Nonetheless, watching him walk away, back to his dorm, was far more like watching him walk into the unknown than it was when I watched his brother walk off five years ago. He’s a confident young man, perhaps even too confident, but I no longer know what the next four months will bring our world. As with his brother, I no longer have the ability to kiss him and make it all better. Unlike with his brother, I don’t have the confidence that things will generally be okay on their own.

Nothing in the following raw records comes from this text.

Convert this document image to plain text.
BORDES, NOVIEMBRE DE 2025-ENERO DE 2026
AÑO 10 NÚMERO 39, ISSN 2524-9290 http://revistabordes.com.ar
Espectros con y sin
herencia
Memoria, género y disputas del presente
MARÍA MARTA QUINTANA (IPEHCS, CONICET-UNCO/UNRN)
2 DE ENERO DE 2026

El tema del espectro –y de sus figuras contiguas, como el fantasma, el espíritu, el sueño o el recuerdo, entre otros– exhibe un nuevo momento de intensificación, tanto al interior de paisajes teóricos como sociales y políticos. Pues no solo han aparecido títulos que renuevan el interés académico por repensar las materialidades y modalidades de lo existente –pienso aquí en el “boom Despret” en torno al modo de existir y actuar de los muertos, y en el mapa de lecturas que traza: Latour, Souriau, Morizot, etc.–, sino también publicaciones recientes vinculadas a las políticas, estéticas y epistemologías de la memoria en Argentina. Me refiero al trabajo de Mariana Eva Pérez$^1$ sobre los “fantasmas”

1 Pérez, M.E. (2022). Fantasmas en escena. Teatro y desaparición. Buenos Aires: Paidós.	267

This year, as parents watch our grown children walk away from us, back to dorms and apartments, schools and jobs, it is not confidence in our children that we lack. We lack confidence in our world. By the time I see my son again, who knows what will have happened? One or more of us may have been exposed to a potentially deadly disease. Our community may suffer more unemployment. There will be a dramatic and destructive election between now and then, no matter how the vote (the first time voting for my son and his peers) turns out, and that comes with its own anxieties and unknowns. When he comes home for the end of the term at Thanksgiving, there could be shortages of our favorite traditional foods. We won’t be able to travel abroad like we did last year, and we shouldn’t even drive across state lines to visit my mother before quarantining our college student for two weeks. In short, the only certainty I have is uncertainty.
Globally and historically speaking, what is shocking in this is how certain we have been when our children walk away that we will have the next holiday, the next Sunday dinner, or the next family visit. In previous generations, children emigrated to foreign lands without ease of return. They went off to war with little warning that trouble had been brewing. They faced pandemics and deadly diseases without vaccines as a matter of course. What would shock our ancestors is how very comfortable we’ve become.
Like everyone around me, I am eager for a vaccine to usher me back into my comfort zone. Until then, I am learning, just like everyone else, to do my very best to protect my children, but also to commend each one back to the God who made him. I am learning to take God at his word that he does indeed know the plans he has for us, “plans to prosper you and not to harm you, plans to give you hope and a future.” (Jeremiah 29:11 NIV) I am learning to accept those plans on God’s terms, not my own.
Of course, I am not learning these things because I am particularly pious. I am learning them, as every other Christian has done, because I have no choice. This son was never mine to protect, nor have I ever been truly capable. Admittedly, while all my sons were living under my roof, I took comfort that they were somehow safe here, that some things were in my control. Now, another one of my sons has left my nest, and I cannot hide him under the shadow of my wings. I can only trust that my son “will abide in the shadow of the Almighty” (Psalm 91:1).
So I watched him go, if only for the next fourteen weeks. By then, of course, he’ll need another haircut.